How To Maintain Optimal Sexual Health
2014-04-29
The best way to maintain optimal sexual health is to keep the rest of your body healthy. Health issues in other areas of the body affect your sexual health, especially the genital area (menshealth.com). Certainly your age may not have as much to do with it as you think it does. According to assistant professor at the New York University School of Medicine and author, Steven Lamm, M.D., “A 50-year-old man who is healthy is probably performing as well sexually as an out-of-shape 30-year-old who smokes and drinks.” Dr. Lamm has written a book called, The Hardness Factor: How to Achieve Your Best Health and Sexual Fitness at Any Age. If you want to have a healthy and consistent sex life, pay attention to blood flow. Being overweight or eating a poor diet not only is bad for heart health, it’s bad for sexual health as well. In fact it’s a little known rule in medicine that what’s good for the heart is good for the genitals and visa-versa. Remember, too, that not only physical but mental health plays a big role in your bedroom ability. Anxiety, stress and depression can have just as much to do with the ability to have an erection and to sustain it, as well as remaining lubricated, as physical obstacles do. Drug and alcohol addiction are both libido killers. By enacting a lifestyle that is both physically and emotionally healthy, you should be able to enjoy sex even into your eighth decade of life, and perhaps even beyond.
Abdominal fat is the worst kind of fat for sexual health. It absorbs testosterone, the hormone responsible for sex drive. The penis, for instance, is the proverbial “canary in the coal mine” for cardiovascular health. This is due to the fact that the coronary artery is slightly bigger than the penile artery. If your arteries are hardening or plaque is becoming a problem, it will first affect your erection. Eating a high fruit and vegetable, whole grain and low fat diet with lean meats and healthy proteins is one way to ensure you stay healthy. Also get plenty of exercise.

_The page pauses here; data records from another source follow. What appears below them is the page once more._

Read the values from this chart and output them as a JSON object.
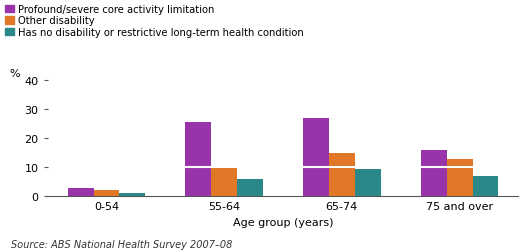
{
  "categories": [
    "0-54",
    "55-64",
    "65-74",
    "75 and over"
  ],
  "series": {
    "Profound/severe core activity limitation": [
      3,
      25.5,
      27,
      16
    ],
    "Other disability": [
      2.2,
      10.5,
      15,
      13
    ],
    "Has no disability or restrictive long-term health condition": [
      1,
      6,
      9.3,
      7
    ]
  },
  "colors": {
    "Profound/severe core activity limitation": "#9933AA",
    "Other disability": "#E07828",
    "Has no disability or restrictive long-term health condition": "#2A8888"
  },
  "bar_width": 0.22,
  "ylim": [
    0,
    40
  ],
  "yticks": [
    0,
    10,
    20,
    30,
    40
  ],
  "ylabel": "%",
  "xlabel": "Age group (years)",
  "source": "Source: ABS National Health Survey 2007–08",
  "legend_labels": [
    "Profound/severe core activity limitation",
    "Other disability",
    "Has no disability or restrictive long-term health condition"
  ],
  "bar_divider_value": 10,
  "background_color": "#ffffff"
}
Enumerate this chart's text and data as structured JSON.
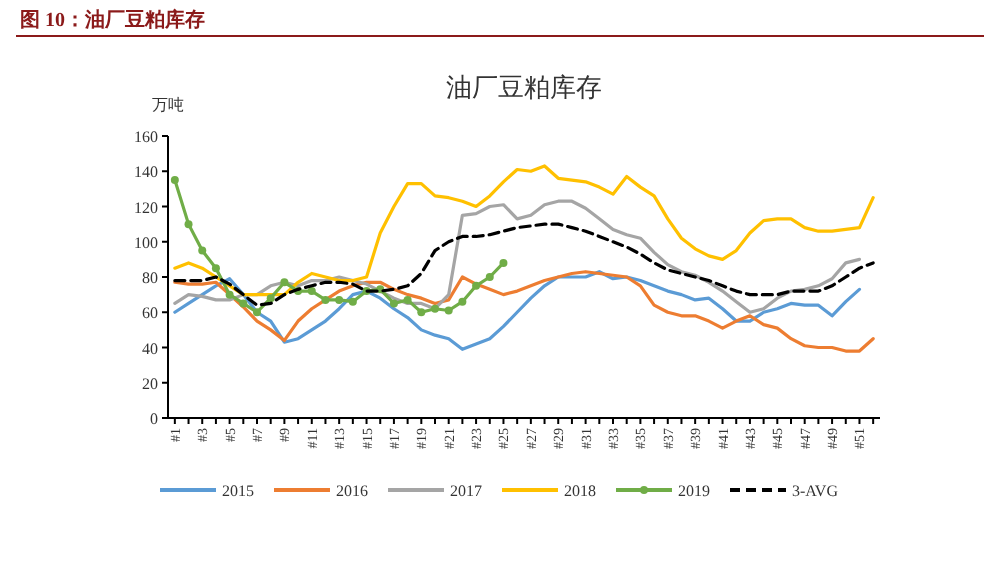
{
  "chart_data": {
    "type": "line",
    "title": "图 10：油厂豆粕库存",
    "subtitle": "油厂豆粕库存",
    "ylabel": "万吨",
    "categories": [
      "#1",
      null,
      "#3",
      null,
      "#5",
      null,
      "#7",
      null,
      "#9",
      null,
      "#11",
      null,
      "#13",
      null,
      "#15",
      null,
      "#17",
      null,
      "#19",
      null,
      "#21",
      null,
      "#23",
      null,
      "#25",
      null,
      "#27",
      null,
      "#29",
      null,
      "#31",
      null,
      "#33",
      null,
      "#35",
      null,
      "#37",
      null,
      "#39",
      null,
      "#41",
      null,
      "#43",
      null,
      "#45",
      null,
      "#47",
      null,
      "#49",
      null,
      "#51",
      null
    ],
    "ylim": [
      0,
      160
    ],
    "yticks": [
      0,
      20,
      40,
      60,
      80,
      100,
      120,
      140,
      160
    ],
    "grid": false,
    "legend": "bottom",
    "series": [
      {
        "name": "2015",
        "color": "#5b9bd5",
        "values": [
          60,
          65,
          70,
          75,
          79,
          70,
          60,
          55,
          43,
          45,
          50,
          55,
          62,
          70,
          72,
          68,
          62,
          57,
          50,
          47,
          45,
          39,
          42,
          45,
          52,
          60,
          68,
          75,
          80,
          80,
          80,
          83,
          79,
          80,
          78,
          75,
          72,
          70,
          67,
          68,
          62,
          55,
          55,
          60,
          62,
          65,
          64,
          64,
          58,
          66,
          73,
          null
        ]
      },
      {
        "name": "2016",
        "color": "#ed7d31",
        "values": [
          77,
          76,
          76,
          77,
          70,
          63,
          55,
          50,
          44,
          55,
          62,
          67,
          72,
          75,
          77,
          77,
          73,
          70,
          68,
          65,
          67,
          80,
          76,
          73,
          70,
          72,
          75,
          78,
          80,
          82,
          83,
          82,
          81,
          80,
          75,
          64,
          60,
          58,
          58,
          55,
          51,
          55,
          58,
          53,
          51,
          45,
          41,
          40,
          40,
          38,
          38,
          45
        ]
      },
      {
        "name": "2017",
        "color": "#a5a5a5",
        "values": [
          65,
          70,
          69,
          67,
          67,
          70,
          70,
          75,
          77,
          75,
          78,
          78,
          80,
          78,
          76,
          72,
          68,
          65,
          65,
          62,
          70,
          115,
          116,
          120,
          121,
          113,
          115,
          121,
          123,
          123,
          119,
          113,
          107,
          104,
          102,
          94,
          87,
          83,
          81,
          77,
          72,
          66,
          60,
          62,
          68,
          72,
          73,
          75,
          79,
          88,
          90,
          null
        ]
      },
      {
        "name": "2018",
        "color": "#ffc000",
        "values": [
          85,
          88,
          85,
          80,
          75,
          70,
          70,
          70,
          70,
          77,
          82,
          80,
          78,
          78,
          80,
          105,
          120,
          133,
          133,
          126,
          125,
          123,
          120,
          126,
          134,
          141,
          140,
          143,
          136,
          135,
          134,
          131,
          127,
          137,
          131,
          126,
          113,
          102,
          96,
          92,
          90,
          95,
          105,
          112,
          113,
          113,
          108,
          106,
          106,
          107,
          108,
          125
        ]
      },
      {
        "name": "2019",
        "color": "#70ad47",
        "marker": "circle",
        "values": [
          135,
          110,
          95,
          85,
          70,
          65,
          60,
          68,
          77,
          72,
          72,
          67,
          67,
          66,
          72,
          73,
          65,
          67,
          60,
          62,
          61,
          66,
          75,
          80,
          88,
          null,
          null,
          null,
          null,
          null,
          null,
          null,
          null,
          null,
          null,
          null,
          null,
          null,
          null,
          null,
          null,
          null,
          null,
          null,
          null,
          null,
          null,
          null,
          null,
          null,
          null,
          null
        ]
      },
      {
        "name": "3-AVG",
        "color": "#000000",
        "line_style": "dashed",
        "values": [
          78,
          78,
          78,
          80,
          76,
          70,
          64,
          65,
          70,
          73,
          75,
          77,
          77,
          76,
          72,
          72,
          73,
          75,
          82,
          95,
          100,
          103,
          103,
          104,
          106,
          108,
          109,
          110,
          110,
          108,
          106,
          103,
          100,
          97,
          93,
          88,
          84,
          82,
          80,
          78,
          75,
          72,
          70,
          70,
          70,
          72,
          72,
          72,
          75,
          80,
          85,
          88
        ]
      }
    ]
  }
}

Aerobic exercise of some type for twenty to thirty minutes three times per week will keep you and your sex life healthy. Exercise increases not only blood flow but nitric oxide, a key ingredient in the formation of erections. Of this Dr. Lamm says, “The healthier a man is, the more nitric oxide he produces, and the harder his erection is.” Don’t smoke, and if you do, quit. Nicotine makes erections softer by restricting blood flow. Not only that, but according to Dr. Lamm, “Smoking just clenches down on your blood vessels and prevents them from being reactive.” If you are a male between 18 and 40 years of age, check your testicles often for testicular cancer. The disease affects 8,000 men per year but can be easily detected as an unusual lump in the testicles. If caught early, treatment is 95% effective. Go easy on the alcohol. More than one glass can affect your erection. Finally, eat fatty fish once or twice per week. The omega-3 fatty acids not only help your heart, they support healthy sexual function as well.